David Clarke, 56, formerly of Cross Street, Eye, died after his BMW motorbike was in a collision with the rear of Lynne Warden's Ford C-Max car on the A140 at Dickleburgh, near Diss.

Warden, 75, appeared at Norwich Crown Court for sentencing on Thursday (October 6) after being found guilty of causing death by careless driving following the fatal crash on January 10, 2020.

A statement released by Mr Clarke's family after sentencing said: "We as a family would like to take this opportunity to ask the public to please be much more aware of motorcycles on the road.

"This tragic incident has taken our beloved Dave from us, who was a father, grandfather, son, brother, uncle and friend to many."

"We would like to say that we understand that this tragic error could have been anyone of us.

Diss Mercury: Lynne Warden has been found guilty of causing death by careless driving after David Clarke was killed in a crash on the A140Lynne Warden has been found guilty of causing death by careless driving after David Clarke was killed in a crash on the A140 (Image: Archant)

"But we urge people that if a mistake is made, especially one as catastrophic as this, to take responsibility for your mistake so that other families don't have to suffer the heartache that we have".
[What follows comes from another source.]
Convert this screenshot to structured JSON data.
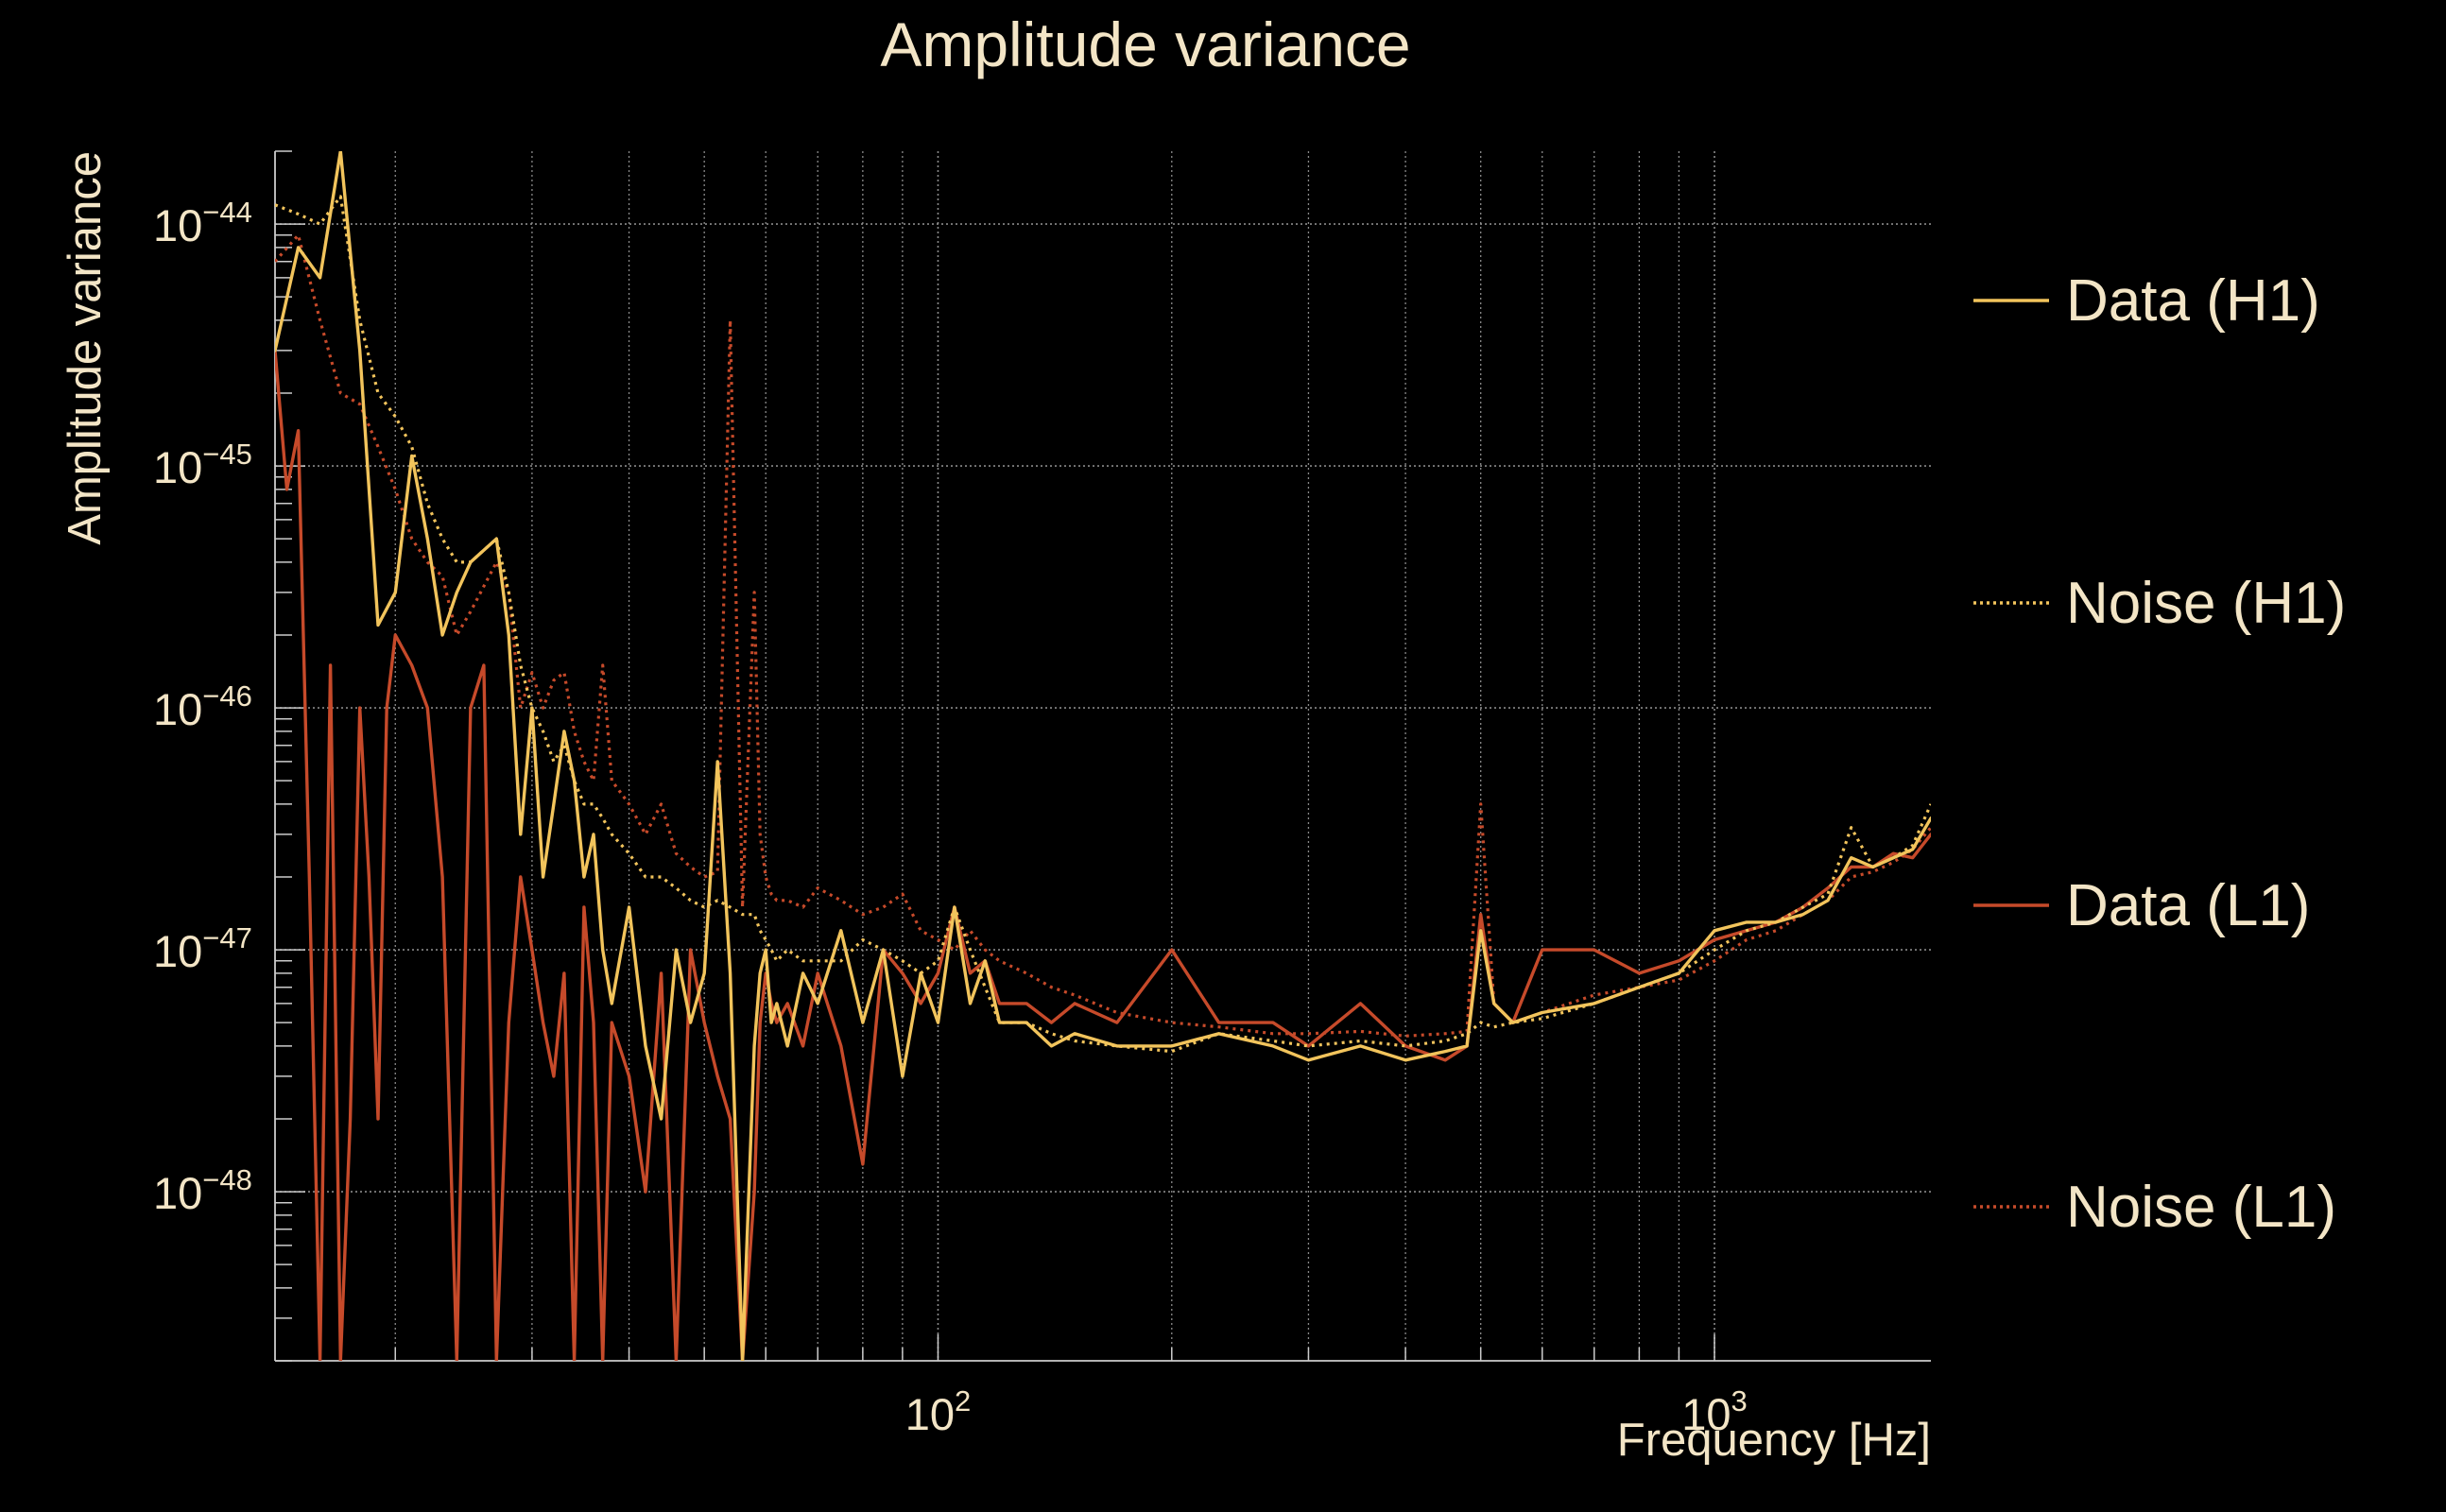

Mr Clarke, a father of three and grandfather of two, was described as a man who "always had a tale to tell" and would be missed every day by his family and friends.

It said: "Dave was a big man but he had to be to carry that big heart around - always thinking of others and full of fun and energy, known to his grandchildren as 'Grandad Bubbles'."

His family added he "roamed and worked all over the world with his best mate Andy" and took holidays around the world with his biker friends from the Diss area.

Warden, of Steggles Drive, Roydon, was given a 12 month community order, made up of 120 hours unpaid work.

Judge Katharine Moore said: "If you looked carefully, as you should've done you would've seen him."

The trial heard from Stephen Spence, prosecuting, the crash had been "a momentary error" by Warden with the "most tragic consequences".

Jude Durr, who represented Warden, said it was a "catastrophic misjudgment".

Warden was also banned from driving for 12 months and made the subject of a three-month curfew meaning she must remain at home between 7pm and 7am.

Speaking after the sentencing hearing, Andy Hughes from Norfolk Constabulary's Serious Collision Investigation Team said: "No outcome will ever compensate for the loss of a loved one.

"This collision was avoidable, our investigations found Warden left insufficient time and space to safely complete the manoeuvre into Moor Road and see the motorcyclist.

"The exact reason why she failed to identify the motorcyclist remains unclear.

“However, this shines a light on the need for drivers to be completely aware of their surroundings; ensure they have adequate time when carrying out such manoeuvres and be aware of vulnerable road users like motorcyclists.

"We would urge all drivers to look, check and look again to ensure they are safe to proceed.”